Castellano de la tierra de Don Quijote, serio, obstinado, consciente, dulce e inflexible, Tomás de Villanueva es uno de esos espíritus maravillosos que en la época de Lutero hacen la Reforma al revés, con fidelidad a la Iglesia, con una caridad sin límites, con una enorme exigencia, primero consigo mismo y luego con los demás.

Deja la universidad por el claustro y se hace agustino, como Lutero, cambia la cátedra por el púlpito y resulta un predicador de fuego, pero sobrio, ajustado, exigente «Tomás no pide nunca, siempre ordena», decía de él el Emperador, que le quiso por consejero, valeroso y decidido, pero humilde en todas sus cosas.

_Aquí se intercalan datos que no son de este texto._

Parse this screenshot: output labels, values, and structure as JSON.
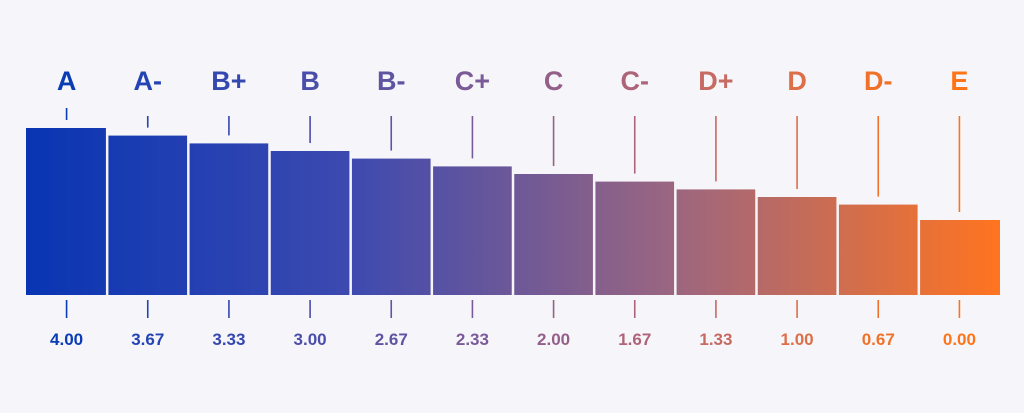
{
  "chart_data": {
    "type": "bar",
    "title": "",
    "xlabel": "",
    "ylabel": "",
    "categories": [
      "A",
      "A-",
      "B+",
      "B",
      "B-",
      "C+",
      "C",
      "C-",
      "D+",
      "D",
      "D-",
      "E"
    ],
    "series": [
      {
        "values": [
          4.0,
          3.67,
          3.33,
          3.0,
          2.67,
          2.33,
          2.0,
          1.67,
          1.33,
          1.0,
          0.67,
          0.0
        ]
      }
    ],
    "value_labels": [
      "4.00",
      "3.67",
      "3.33",
      "3.00",
      "2.67",
      "2.33",
      "2.00",
      "1.67",
      "1.33",
      "1.00",
      "0.67",
      "0.00"
    ],
    "colors": [
      "#0a3cb4",
      "#2444b4",
      "#3448b0",
      "#4a4eaa",
      "#5e54a2",
      "#7a5a98",
      "#94608a",
      "#ae6478",
      "#c66a62",
      "#dc6e48",
      "#f0722a",
      "#ff7418"
    ],
    "bar_gradient": [
      "#0835b3",
      "#3d4ab0",
      "#9c6680",
      "#ff7420"
    ],
    "background": "#f6f6fa",
    "grid": false,
    "legend": "none"
  }
}
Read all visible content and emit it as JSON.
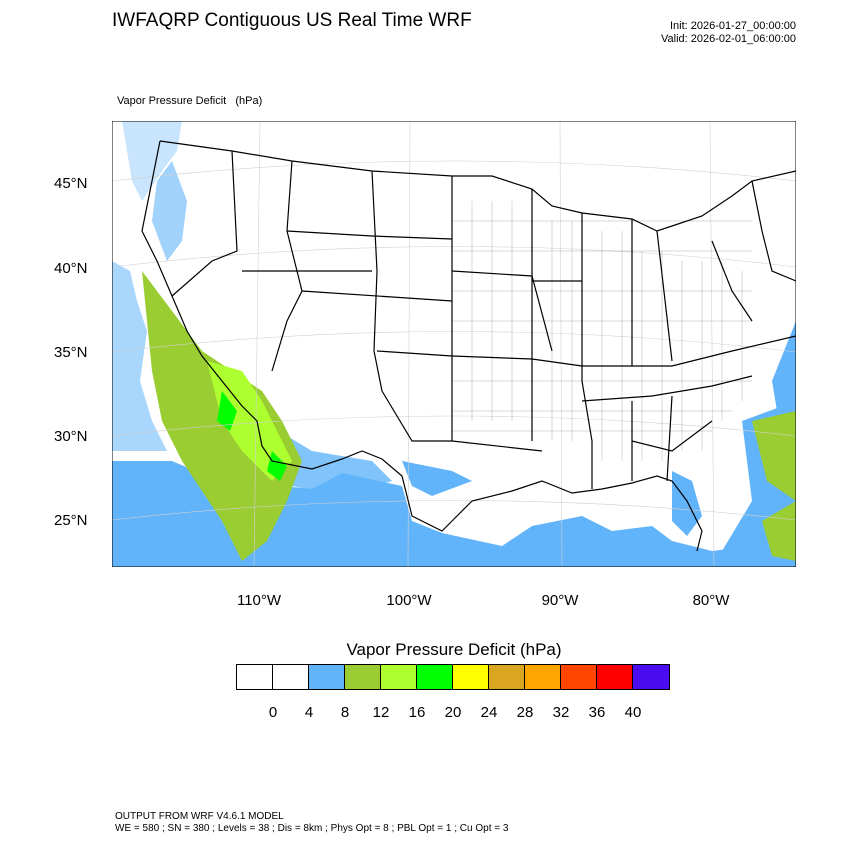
{
  "header": {
    "title": "IWFAQRP Contiguous US Real Time WRF",
    "init": "Init: 2026-01-27_00:00:00",
    "valid": "Valid: 2026-02-01_06:00:00"
  },
  "field_label": "Vapor Pressure Deficit   (hPa)",
  "map": {
    "latitude_labels": [
      "45°N",
      "40°N",
      "35°N",
      "30°N",
      "25°N"
    ],
    "longitude_labels": [
      "110°W",
      "100°W",
      "90°W",
      "80°W"
    ]
  },
  "legend": {
    "title": "Vapor Pressure Deficit  (hPa)",
    "colors": [
      "#ffffff",
      "#ffffff",
      "#62b4fa",
      "#9acd32",
      "#adff2f",
      "#00ff00",
      "#ffff00",
      "#daa520",
      "#ffa500",
      "#ff4500",
      "#ff0000",
      "#4b0cf0"
    ],
    "tick_labels": [
      "0",
      "4",
      "8",
      "12",
      "16",
      "20",
      "24",
      "28",
      "32",
      "36",
      "40"
    ]
  },
  "footer": {
    "line1": "OUTPUT FROM WRF V4.6.1 MODEL",
    "line2": "WE = 580 ; SN = 380 ; Levels = 38 ; Dis = 8km ; Phys Opt = 8 ; PBL Opt = 1 ; Cu Opt = 3"
  }
}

Este hombre múltiple, como su siglo, lo hizo todo: profesor, predicador, místico, reformador, asceta, limosnero, quizá sea en esta última faceta como más se le recuerde, sobre todo desde que le obligaron a aceptar una dignidad arzobispal, la de Valencia, que puso en sus manos grandes medios económicos que se apresuró a gastar íntegramente no sin escándalo de los que le rodeaban.

¡Y la dignidad de un arzobispo? Su idea de la dignidad era otra, y antes de morir quiso haber repartido hasta el último céntimo, hasta el jergón en que descansaba su cuerpo enfermo: «No me moriré hasta que sepa que no me queda nada en este mundo», avisó, porque no quería irse sin su misión cumplida, darlo todo para hacerse pobre y desnudo ante Dios.

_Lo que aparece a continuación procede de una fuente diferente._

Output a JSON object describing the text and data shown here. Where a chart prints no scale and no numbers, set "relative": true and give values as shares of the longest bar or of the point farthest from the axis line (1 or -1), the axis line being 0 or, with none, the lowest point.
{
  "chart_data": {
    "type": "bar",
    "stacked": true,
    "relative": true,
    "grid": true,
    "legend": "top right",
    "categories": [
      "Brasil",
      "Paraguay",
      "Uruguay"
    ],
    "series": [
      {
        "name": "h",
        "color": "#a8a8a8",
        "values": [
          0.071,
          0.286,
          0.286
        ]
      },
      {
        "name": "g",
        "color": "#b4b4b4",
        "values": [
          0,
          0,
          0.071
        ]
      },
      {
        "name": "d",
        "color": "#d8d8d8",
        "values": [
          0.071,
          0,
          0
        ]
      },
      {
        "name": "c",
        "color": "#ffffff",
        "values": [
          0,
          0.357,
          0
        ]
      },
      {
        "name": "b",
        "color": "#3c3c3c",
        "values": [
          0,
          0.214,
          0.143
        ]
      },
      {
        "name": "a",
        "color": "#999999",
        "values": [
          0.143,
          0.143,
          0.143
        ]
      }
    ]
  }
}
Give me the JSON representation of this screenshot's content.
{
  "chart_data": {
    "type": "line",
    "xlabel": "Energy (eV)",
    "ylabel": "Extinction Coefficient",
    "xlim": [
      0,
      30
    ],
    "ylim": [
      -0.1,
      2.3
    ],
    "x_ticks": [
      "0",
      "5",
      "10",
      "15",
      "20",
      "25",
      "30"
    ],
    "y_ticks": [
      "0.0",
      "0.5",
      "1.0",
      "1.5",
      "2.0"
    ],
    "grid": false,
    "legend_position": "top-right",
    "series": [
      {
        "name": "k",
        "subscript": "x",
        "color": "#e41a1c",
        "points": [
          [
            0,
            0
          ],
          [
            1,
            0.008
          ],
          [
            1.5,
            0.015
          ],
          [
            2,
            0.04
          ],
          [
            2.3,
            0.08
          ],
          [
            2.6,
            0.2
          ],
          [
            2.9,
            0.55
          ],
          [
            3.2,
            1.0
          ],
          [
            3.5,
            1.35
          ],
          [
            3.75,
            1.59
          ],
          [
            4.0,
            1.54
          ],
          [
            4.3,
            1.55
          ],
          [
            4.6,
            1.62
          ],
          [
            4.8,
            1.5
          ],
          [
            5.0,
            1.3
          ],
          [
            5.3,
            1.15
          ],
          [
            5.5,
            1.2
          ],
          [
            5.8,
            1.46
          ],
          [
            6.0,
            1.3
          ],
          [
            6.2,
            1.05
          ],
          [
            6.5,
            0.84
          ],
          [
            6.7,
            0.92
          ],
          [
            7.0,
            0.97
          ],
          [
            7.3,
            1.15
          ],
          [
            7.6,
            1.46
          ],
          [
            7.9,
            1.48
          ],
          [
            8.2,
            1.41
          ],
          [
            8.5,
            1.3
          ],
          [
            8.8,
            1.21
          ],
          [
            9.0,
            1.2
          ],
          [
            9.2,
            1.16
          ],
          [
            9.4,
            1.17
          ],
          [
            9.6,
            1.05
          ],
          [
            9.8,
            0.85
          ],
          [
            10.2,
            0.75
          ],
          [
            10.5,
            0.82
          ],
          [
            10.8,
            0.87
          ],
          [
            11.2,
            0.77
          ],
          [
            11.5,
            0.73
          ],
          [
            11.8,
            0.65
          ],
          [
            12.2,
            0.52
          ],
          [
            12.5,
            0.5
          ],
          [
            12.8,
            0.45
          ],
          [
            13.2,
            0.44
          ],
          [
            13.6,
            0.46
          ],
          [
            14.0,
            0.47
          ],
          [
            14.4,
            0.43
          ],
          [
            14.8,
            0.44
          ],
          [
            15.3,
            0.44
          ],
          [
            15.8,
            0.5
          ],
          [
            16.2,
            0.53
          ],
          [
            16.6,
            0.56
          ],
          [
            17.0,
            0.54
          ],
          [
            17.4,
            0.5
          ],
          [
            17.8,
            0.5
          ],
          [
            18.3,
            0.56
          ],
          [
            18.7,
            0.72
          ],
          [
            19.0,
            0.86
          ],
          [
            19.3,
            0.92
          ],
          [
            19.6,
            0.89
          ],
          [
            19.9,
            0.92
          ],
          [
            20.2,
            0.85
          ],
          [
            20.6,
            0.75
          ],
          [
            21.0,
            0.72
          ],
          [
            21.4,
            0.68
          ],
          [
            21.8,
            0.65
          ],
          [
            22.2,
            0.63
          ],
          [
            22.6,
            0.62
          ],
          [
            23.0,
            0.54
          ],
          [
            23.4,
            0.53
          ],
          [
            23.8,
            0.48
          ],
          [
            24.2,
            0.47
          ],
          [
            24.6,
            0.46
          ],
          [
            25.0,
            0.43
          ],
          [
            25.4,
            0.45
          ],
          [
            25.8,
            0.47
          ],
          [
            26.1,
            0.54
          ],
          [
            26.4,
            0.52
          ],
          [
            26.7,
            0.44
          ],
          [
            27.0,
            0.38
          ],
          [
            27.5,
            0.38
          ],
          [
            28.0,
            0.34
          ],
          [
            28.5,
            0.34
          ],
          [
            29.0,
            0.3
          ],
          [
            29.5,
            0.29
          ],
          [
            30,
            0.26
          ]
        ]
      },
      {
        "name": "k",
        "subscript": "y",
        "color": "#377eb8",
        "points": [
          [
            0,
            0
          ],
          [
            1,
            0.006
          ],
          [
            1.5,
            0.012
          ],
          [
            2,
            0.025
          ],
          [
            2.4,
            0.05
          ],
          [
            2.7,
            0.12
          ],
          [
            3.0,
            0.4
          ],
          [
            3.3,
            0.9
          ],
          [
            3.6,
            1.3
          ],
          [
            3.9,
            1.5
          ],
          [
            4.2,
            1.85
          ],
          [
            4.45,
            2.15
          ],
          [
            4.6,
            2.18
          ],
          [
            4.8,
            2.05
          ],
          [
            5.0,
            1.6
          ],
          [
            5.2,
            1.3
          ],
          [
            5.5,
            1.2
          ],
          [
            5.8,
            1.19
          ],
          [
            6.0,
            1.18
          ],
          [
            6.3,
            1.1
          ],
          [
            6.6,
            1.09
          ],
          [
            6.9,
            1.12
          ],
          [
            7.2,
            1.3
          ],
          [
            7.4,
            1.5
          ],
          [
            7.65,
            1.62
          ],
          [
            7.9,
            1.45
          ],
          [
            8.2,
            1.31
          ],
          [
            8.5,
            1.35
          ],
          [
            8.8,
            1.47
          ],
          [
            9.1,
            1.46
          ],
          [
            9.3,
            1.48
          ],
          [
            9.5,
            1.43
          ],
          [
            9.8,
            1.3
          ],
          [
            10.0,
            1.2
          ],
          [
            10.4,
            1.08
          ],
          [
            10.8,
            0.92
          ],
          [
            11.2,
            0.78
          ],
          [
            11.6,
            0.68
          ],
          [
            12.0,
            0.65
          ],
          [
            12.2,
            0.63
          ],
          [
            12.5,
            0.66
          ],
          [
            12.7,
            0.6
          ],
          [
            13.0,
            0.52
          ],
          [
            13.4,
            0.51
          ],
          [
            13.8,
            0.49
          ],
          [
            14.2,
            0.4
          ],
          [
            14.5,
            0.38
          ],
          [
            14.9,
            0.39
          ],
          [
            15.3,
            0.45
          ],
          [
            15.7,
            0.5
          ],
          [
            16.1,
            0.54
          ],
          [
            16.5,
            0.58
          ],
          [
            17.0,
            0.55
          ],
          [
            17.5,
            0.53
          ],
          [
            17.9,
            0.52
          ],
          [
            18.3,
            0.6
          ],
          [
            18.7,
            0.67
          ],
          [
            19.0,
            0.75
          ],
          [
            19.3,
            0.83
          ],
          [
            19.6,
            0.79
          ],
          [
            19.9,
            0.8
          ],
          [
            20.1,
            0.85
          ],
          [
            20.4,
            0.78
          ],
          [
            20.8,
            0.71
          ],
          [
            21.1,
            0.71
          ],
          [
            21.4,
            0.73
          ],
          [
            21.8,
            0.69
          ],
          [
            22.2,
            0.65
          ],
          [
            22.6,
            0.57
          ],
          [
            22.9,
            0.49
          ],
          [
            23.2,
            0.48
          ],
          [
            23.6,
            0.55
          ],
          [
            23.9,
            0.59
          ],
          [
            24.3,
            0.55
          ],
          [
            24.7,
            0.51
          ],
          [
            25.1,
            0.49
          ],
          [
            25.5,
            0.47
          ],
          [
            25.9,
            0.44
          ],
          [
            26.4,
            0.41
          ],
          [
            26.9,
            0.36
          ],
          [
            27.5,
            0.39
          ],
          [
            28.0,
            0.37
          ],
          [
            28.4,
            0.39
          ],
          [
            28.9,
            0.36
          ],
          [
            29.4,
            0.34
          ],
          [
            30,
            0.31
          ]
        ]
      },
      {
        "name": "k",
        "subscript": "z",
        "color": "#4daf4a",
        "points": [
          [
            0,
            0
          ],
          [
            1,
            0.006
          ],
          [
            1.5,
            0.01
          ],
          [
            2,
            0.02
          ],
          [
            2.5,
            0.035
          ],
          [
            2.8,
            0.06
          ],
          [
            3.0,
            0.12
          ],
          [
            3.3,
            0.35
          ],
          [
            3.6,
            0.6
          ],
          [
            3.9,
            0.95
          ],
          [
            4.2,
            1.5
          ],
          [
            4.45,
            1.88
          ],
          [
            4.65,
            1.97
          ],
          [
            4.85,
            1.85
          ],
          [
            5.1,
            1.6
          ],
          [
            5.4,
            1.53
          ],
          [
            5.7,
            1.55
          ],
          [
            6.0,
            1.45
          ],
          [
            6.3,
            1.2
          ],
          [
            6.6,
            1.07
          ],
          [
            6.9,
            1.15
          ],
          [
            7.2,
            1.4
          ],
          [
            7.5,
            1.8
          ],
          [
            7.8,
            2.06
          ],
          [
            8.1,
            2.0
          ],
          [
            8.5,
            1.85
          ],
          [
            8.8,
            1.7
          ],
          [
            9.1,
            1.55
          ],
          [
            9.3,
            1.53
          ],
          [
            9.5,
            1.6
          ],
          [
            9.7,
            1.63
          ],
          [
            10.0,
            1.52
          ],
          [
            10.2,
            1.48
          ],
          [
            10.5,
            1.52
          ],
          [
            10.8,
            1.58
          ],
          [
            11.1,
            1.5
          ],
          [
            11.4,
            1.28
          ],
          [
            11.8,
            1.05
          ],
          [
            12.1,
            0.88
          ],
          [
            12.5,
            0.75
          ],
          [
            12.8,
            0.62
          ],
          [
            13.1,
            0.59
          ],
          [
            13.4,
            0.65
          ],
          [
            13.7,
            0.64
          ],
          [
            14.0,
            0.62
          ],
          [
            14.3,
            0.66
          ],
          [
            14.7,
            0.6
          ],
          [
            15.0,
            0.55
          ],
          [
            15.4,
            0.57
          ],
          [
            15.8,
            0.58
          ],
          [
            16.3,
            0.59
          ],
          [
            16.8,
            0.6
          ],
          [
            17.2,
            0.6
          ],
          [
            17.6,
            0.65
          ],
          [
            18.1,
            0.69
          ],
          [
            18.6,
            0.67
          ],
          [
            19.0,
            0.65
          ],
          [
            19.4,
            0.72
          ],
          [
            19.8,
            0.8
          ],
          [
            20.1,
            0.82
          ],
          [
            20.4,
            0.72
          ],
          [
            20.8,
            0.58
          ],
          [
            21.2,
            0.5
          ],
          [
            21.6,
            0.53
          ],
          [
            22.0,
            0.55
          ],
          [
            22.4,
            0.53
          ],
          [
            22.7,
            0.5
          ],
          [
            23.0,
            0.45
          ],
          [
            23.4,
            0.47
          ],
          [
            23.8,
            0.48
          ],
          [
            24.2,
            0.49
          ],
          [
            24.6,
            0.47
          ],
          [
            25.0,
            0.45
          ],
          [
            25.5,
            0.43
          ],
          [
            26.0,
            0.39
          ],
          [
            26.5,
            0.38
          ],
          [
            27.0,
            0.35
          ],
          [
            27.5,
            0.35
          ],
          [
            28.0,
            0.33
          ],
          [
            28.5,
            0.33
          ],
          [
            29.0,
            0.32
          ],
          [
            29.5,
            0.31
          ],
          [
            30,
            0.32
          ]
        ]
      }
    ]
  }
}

Pero quizá la anécdota que mejor retrata al agustino Tomás, el anti-Lutero, es su proceder con los que se rebelaban contra la Iglesia, encerrarse con ellos en su despacho de arzobispo y flagelarse las espaldas ante un crucifijo diciéndoles: «Hermano, mis pecados tienen la culpa de todo, es justo que sea yo quien sufra el castigo».